Hoje, o sonho das 1.000 pessoas é muito maior. São mais de 90 mil produtores de conteúdo beneficiadas pela plataforma que largaram seus empregos, transformaram hobbies em negócios e decidiram empreender a partir de suas paixões.

Atingindo o ponto de inflexão

Sete anos depois, a Hotmart é uma das principais referências de novos negócios digitais no Brasil. São cerca de 300 funcionários em 4 escritórios pelo mundo, formando também a maior rede de afiliados da América Latina, com mais de 1 milhão de usuários.

Para concretizar sua missão, a scale-up oferece três ferramentas principais: o Hotmart Club, que hospeda e entrega produtos digitais como cursos, ebooks e materiais baixáveis; a Plataforma Hotmart de gestão das vendas para produtores e afiliados, e o HotPay, sistema de pagamentos de alta conversão, especializado em venda de produtos digitais e assinaturas e capaz de processar vendas internacionais em múltiplas moedas diferentes.

Nos corredores da empresa, são as histórias dos usuários potencializados pela ferramenta que inspiram o time a continuar crescendo. Pessoas como o artista profissional Charles Laveso, ex-funcionário de aeroporto que disponibilizou um curso online de desenho realista na plataforma e hoje pode viver exclusivamente de sua arte e crescer como empreendedor.
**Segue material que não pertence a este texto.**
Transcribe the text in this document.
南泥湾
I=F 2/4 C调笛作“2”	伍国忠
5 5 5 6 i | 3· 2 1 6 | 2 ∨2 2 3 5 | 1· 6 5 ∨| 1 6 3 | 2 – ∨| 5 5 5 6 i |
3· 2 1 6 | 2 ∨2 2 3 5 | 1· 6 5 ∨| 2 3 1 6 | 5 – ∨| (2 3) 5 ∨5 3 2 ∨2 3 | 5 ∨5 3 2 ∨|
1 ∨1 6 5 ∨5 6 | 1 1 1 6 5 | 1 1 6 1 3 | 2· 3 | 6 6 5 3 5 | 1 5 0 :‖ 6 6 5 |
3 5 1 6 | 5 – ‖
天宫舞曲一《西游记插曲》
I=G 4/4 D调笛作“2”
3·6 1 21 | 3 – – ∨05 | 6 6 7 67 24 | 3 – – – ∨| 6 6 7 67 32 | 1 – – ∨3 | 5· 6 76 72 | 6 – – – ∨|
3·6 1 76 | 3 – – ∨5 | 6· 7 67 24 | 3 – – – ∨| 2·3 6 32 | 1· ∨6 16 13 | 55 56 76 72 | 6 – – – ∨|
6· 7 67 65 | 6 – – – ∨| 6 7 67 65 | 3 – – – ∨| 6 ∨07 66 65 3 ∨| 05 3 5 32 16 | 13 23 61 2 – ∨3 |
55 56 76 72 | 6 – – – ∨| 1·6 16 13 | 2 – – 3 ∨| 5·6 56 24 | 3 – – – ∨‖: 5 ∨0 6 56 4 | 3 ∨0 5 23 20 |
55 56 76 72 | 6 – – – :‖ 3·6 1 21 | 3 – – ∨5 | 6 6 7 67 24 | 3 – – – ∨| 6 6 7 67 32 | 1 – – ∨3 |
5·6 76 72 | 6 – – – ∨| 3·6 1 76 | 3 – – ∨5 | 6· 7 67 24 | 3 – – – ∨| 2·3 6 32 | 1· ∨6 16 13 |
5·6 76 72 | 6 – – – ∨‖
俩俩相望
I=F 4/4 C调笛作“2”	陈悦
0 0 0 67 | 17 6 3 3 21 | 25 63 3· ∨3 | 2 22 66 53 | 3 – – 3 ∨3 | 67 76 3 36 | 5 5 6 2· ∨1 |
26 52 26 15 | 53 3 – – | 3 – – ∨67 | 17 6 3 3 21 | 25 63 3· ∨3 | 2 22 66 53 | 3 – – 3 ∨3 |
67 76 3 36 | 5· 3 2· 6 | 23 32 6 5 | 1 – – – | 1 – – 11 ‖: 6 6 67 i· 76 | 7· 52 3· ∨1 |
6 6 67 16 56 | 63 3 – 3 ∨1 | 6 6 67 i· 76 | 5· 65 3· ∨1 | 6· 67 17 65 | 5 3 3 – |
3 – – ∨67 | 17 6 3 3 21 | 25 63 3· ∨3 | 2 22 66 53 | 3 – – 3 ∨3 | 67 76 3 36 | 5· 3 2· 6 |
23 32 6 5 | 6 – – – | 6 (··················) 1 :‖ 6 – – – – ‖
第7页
Charles mudou a sua história e da sua família, vendendo seus cursos de desenho através da Hotmart.

Crescer a cada novo estágio

De 2010 para cá, Mateus e JP têm aprendido que cada fase do negócio apresenta dores de crescimento específicas. Há seis anos, o maior desafio estava em recrutar o primeiro time. Há três, eles se preocupavam em replicar o conhecimento dos sócios para formação dos times de marketing e comercial, enfrentando o desafio de delegar. Hoje, a estratégia de expansão é o foco de Mateus e JP — e também a maior oportunidade de crescimento acelerado da Hotmart.

Essa estratégia começou a ser discutida em 2013, ano em que a Hotmart movimentou, pela primeira vez, R$ 1 milhão em um mês. Os números cresciam exponencialmente e a vontade de construir algo de impacto global só aumentava. Mas quase não havia exemplos próximos de startups que tinham feito o movimento de internacionalização, e isto deixava Mateus e João receosos de pisar fora do Brasil.

Nessa mesma época, durante um processo de captação de investimentos, os empreendedores conheceram Kees Koolen, early investor e CEO da Booking.com por mais de 10 anos. “A primeira pergunta que ele nos fez foi: ‘por que você não são globais?’ Nós falamos que queríamos, mas só dali a alguns anos porque os exemplos que tínhamos nos mostravam o quanto era difícil. E aí ele disse: ‘eu já fiz isso antes. Qualquer problema que tiverem pela frente, eu posso ajudar’”, lembra Mateus.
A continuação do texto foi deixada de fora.